Roger Angell is 89 years old. He was born in 1920. To put that in perspective, Willie Mays and Mickey Mantle were born in 1931. Jimmy Carter and George H.W. Bush were born in 1924. What I’m saying is that Roger Angell is an old man. That fact, of which there is no hiding, is what makes his latest in the New Yorker, Daddies Win, so magnificent.
He takes a few cheap shots at the blogs. He bemoans statistics. But the man still writes like he is living in 1957, in a world where baseball players are made not by television, but by the words floating through the air via radio, and the ones printed on newspaper and magazine pages. He writes like baseball still has the power to capture the imagination of an entire nation. His essay on the Yankees’ latest World Series victory is plucky and poetic. Without being sappy, the piece emits a sort of sepia-tinged nostalgia. What struck me most as I read this was Angell’s knack for magnificent little descriptions. He writes about baseball like the game is still new.

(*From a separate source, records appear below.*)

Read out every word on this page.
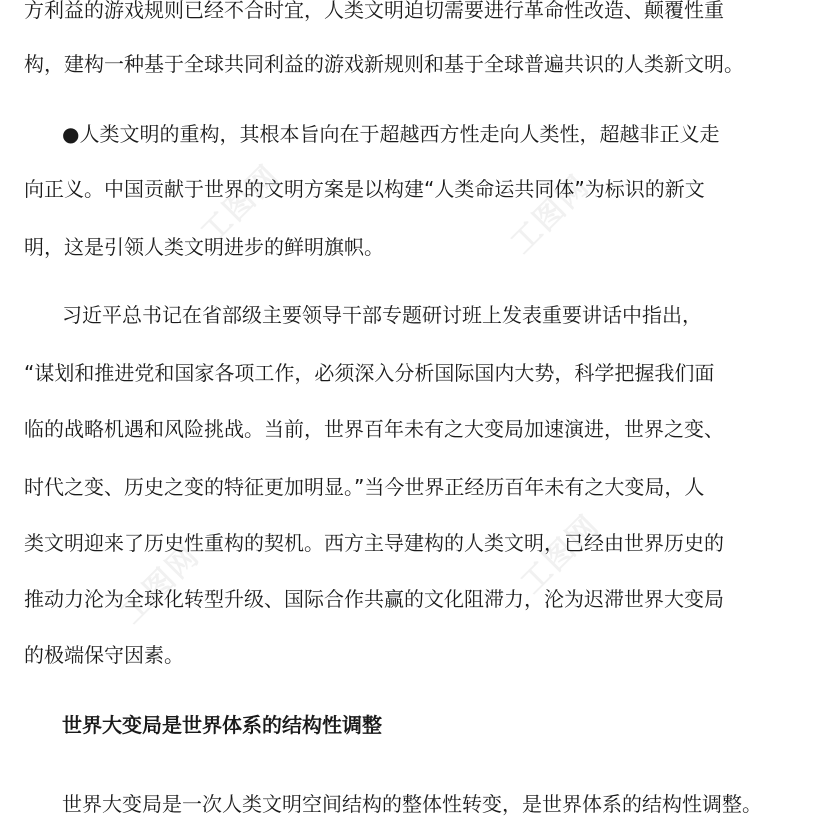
工图网	工图网
工图网	工图网
方利益的游戏规则已经不合时宜，人类文明迫切需要进行革命性改造、颠覆性重
构，建构一种基于全球共同利益的游戏新规则和基于全球普遍共识的人类新文明。
●人类文明的重构，其根本旨向在于超越西方性走向人类性，超越非正义走
向正义。中国贡献于世界的文明方案是以构建“人类命运共同体”为标识的新文
明，这是引领人类文明进步的鲜明旗帜。
习近平总书记在省部级主要领导干部专题研讨班上发表重要讲话中指出，
“谋划和推进党和国家各项工作，必须深入分析国际国内大势，科学把握我们面
临的战略机遇和风险挑战。当前，世界百年未有之大变局加速演进，世界之变、
时代之变、历史之变的特征更加明显。”当今世界正经历百年未有之大变局，人
类文明迎来了历史性重构的契机。西方主导建构的人类文明，已经由世界历史的
推动力沦为全球化转型升级、国际合作共赢的文化阻滞力，沦为迟滞世界大变局
的极端保守因素。
世界大变局是世界体系的结构性调整
世界大变局是一次人类文明空间结构的整体性转变，是世界体系的结构性调整。
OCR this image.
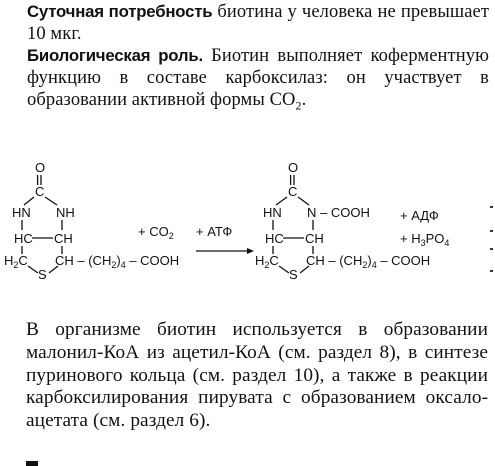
Суточная потребность биотина у человека не превышает 10 мкг.
Биологическая роль. Биотин выполняет коферментную функцию в составе карбоксилаз: он участвует в образовании активной формы $CO_2$.
O
C
HN NH
HC CH
$H_2C$
S
CH – $(CH_2)_4$ – COOH
+ $CO_2$ + АТФ
O
C
HN N – COOH
HC CH
$H_2C$
S
CH – $(CH_2)_4$ – COOH
+ АДФ
+ $H_3PO_4$
В организме биотин используется в образовании малонил-КоА из ацетил-КоА (см. раздел 8), в синтезе пуринового кольца (см. раздел 10), а также в реакции карбоксилирования пирувата с образованием оксалоацетата (см. раздел 6).
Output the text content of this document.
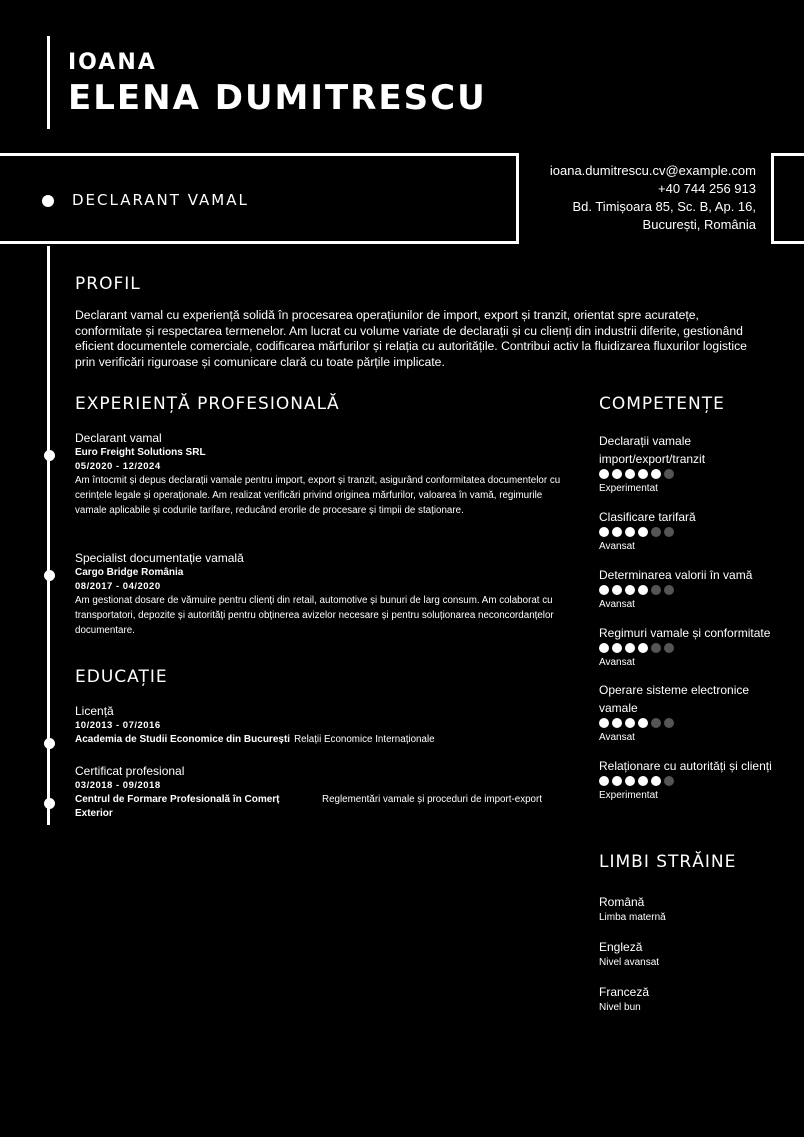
IOANA
ELENA DUMITRESCU
DECLARANT VAMAL
ioana.dumitrescu.cv@example.com
+40 744 256 913
Bd. Timișoara 85, Sc. B, Ap. 16,
București, România
PROFIL
Declarant vamal cu experiență solidă în procesarea operațiunilor de import, export și tranzit, orientat spre acuratețe, conformitate și respectarea termenelor. Am lucrat cu volume variate de declarații și cu clienți din industrii diferite, gestionând eficient documentele comerciale, codificarea mărfurilor și relația cu autoritățile. Contribui activ la fluidizarea fluxurilor logistice prin verificări riguroase și comunicare clară cu toate părțile implicate.
EXPERIENȚĂ PROFESIONALĂ
Declarant vamal
Euro Freight Solutions SRL
05/2020 - 12/2024
Am întocmit și depus declarații vamale pentru import, export și tranzit, asigurând conformitatea documentelor cu cerințele legale și operaționale. Am realizat verificări privind originea mărfurilor, valoarea în vamă, regimurile vamale aplicabile și codurile tarifare, reducând erorile de procesare și timpii de staționare.
Specialist documentație vamală
Cargo Bridge România
08/2017 - 04/2020
Am gestionat dosare de vămuire pentru clienți din retail, automotive și bunuri de larg consum. Am colaborat cu transportatori, depozite și autorități pentru obținerea avizelor necesare și pentru soluționarea neconcordanțelor documentare.
EDUCAȚIE
Licență
10/2013 - 07/2016
Academia de Studii Economice din București Relații Economice Internaționale
Certificat profesional
03/2018 - 09/2018
Centrul de Formare Profesională în Comerț Exterior
Reglementări vamale și proceduri de import-export
COMPETENȚE
Declarații vamale import/export/tranzit
Experimentat
Clasificare tarifară
Avansat
Determinarea valorii în vamă
Avansat
Regimuri vamale și conformitate
Avansat
Operare sisteme electronice vamale
Avansat
Relaționare cu autorități și clienți
Experimentat
LIMBI STRĂINE
Română
Limba maternă
Engleză
Nivel avansat
Franceză
Nivel bun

Here are some of my favorite descriptions:
On Alex Rodriguez:
“This year – well, this year he he’s been somebody else.”
“I’ve had the impression that I’m within touching distance of a new species.”
“He throws with an elegant flail, hiding the ball behind his hip or knee and producint it from behind his left shoulder, already in full delivery. His finish brings his left leg up astern like a semaphore, while his arm swings across his waist. This columnar closing posture . . . is classic and reminded me strongly of some fabled pitcher from my boyhood.”
“Utley, who has slicked-backed, Jake Gittes hair, possesses a quick back and a very short home-run stroke; he looks like a man in an ATM reaching for his cash.”
“a Tom Joad with beads.”
“Sunny looks and pavilion-sized pants and weird, white-toed spikes.”
“his fastball-cutter-changeup assortment . . arrives like a loaded tea tray coming down an airshaft.”
On the New Yankee Stadium:
“I enjoy the wild, Ginza-esque light shows – the “lightage” I mean – but I’d trade them for the steeply vertical stands of the vacant, now shrouded original and the walls of noise they produced on big nights.”
On Nick Swisher:
Where have you gone Joe DiMaggio?
On Hideki Matsui:
“His silence kept him old-fashioned: a ballplayer from the black-and-white newspaper-photograph days, before our heroes talked.”
I’d venture to say the same thing about Angell.